The time has come
To say fair’s fair
To pay the rent
To pay our share
The time has come
A fact’s a fact
It belongs to them
Let’s give it back
Beds are Burning, Midnight Oil, from the album Diesel and Dust, 1987
I am posting this in reference to the current debate about what day Australia should use to celebrate their country.
Australia Day” is currently celebrated on 26 January, the anniversary of the British ‘First Fleet’s’ arrival to New South Wales, bringing with them convicts, to establish a permanent colony upon the land. Another words, it is when Britain invaded the land formerly occupied by Aboriginal peoples who had been there for something like 50,000 years.

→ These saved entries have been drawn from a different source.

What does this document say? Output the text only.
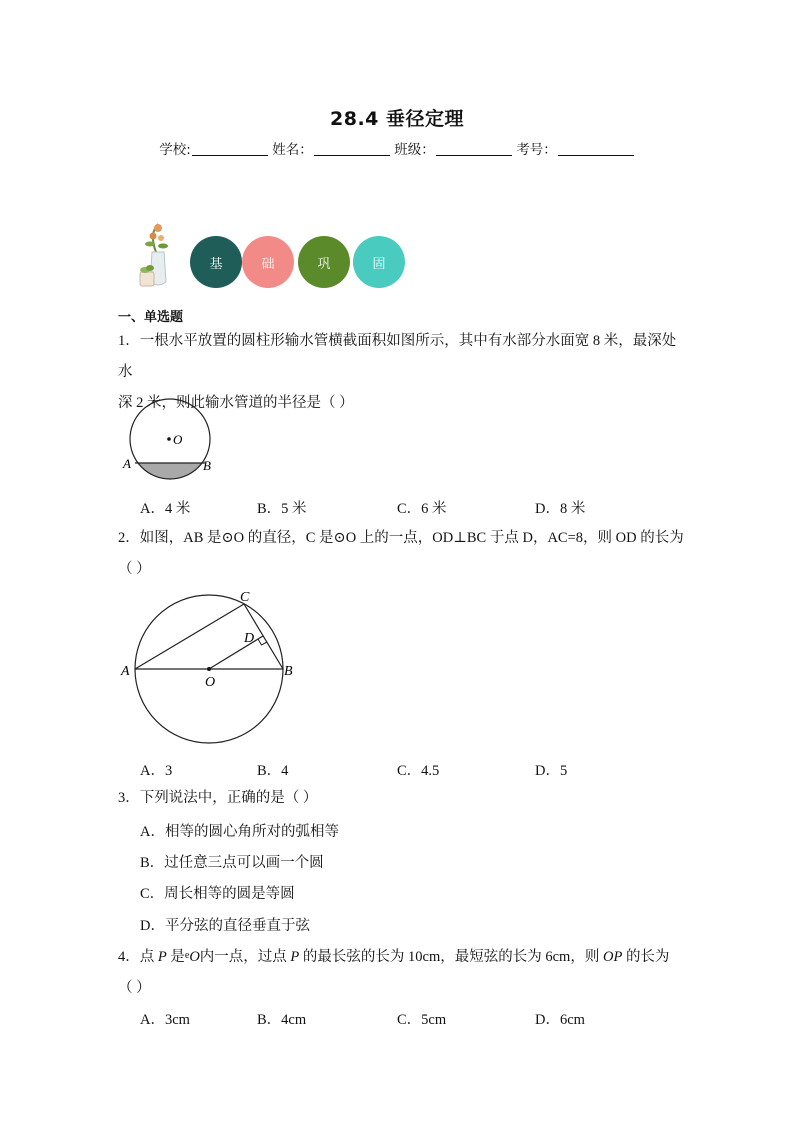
28.4 垂径定理
学校:	姓名：	班级：	考号：
基	础	巩	固
一、单选题
1．一根水平放置的圆柱形输水管横截面积如图所示，其中有水部分水面宽 8 米，最深处水
深 2 米，则此输水管道的半径是（ ）
O
A	B
A．4 米	B．5 米	C．6 米	D．8 米
2．如图，AB 是⊙O 的直径，C 是⊙O 上的一点，OD⊥BC 于点 D，AC=8，则 OD 的长为
（ ）
A	B
C
D
O
A．3	B．4	C．4.5	D．5
3．下列说法中，正确的是（ ）
A．相等的圆心角所对的弧相等
B．过任意三点可以画一个圆
C．周长相等的圆是等圆
D．平分弦的直径垂直于弦
4．点 P 是$^e$O内一点，过点 P 的最长弦的长为 10cm，最短弦的长为 6cm，则 OP 的长为
（ ）
A．3cm	B．4cm	C．5cm	D．6cm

The British came in and ‘settled’, claiming the land as ‘terra nullius’, meaning no one owned the land, which they said gave them a right to claim it as theirs.
Of course people did live there, as already stated, and had for 50,000 years, but they were not European and Christian and did not farm the land, they hunter and gatherers. In 18th understanding this was not important as they were simply seen as ‘primitive savages’.
So – times have moved on, and many of the white folk of Australia have – to a fair extent – recognised the error of those days, and that the Aboriginal people are worthy of respect that their land was stolen from them. We cannot solve the problem by simply returning to the countries we came from, it is too late for that, so we need to work out a way to compromise, recognise the indigenous past and the mistakes the British made, and build a new future with our multicultural population.
However, we STILL celebrate Australia Day on that day. Many want a day when we can celebrate the modern multi-cultural 21st century Australia, but to me the 26th January is not that day. It is just a constant reminder to the Aboriginal peoples of the tragedy of that event.
If we want an Australia Day we can all enjoy, and not just the white population, then we should “move on” and choose another day. 26th January can still be recognised as the day the First Fleet came, but do impose on that an expectation that all Australians can celebrate it.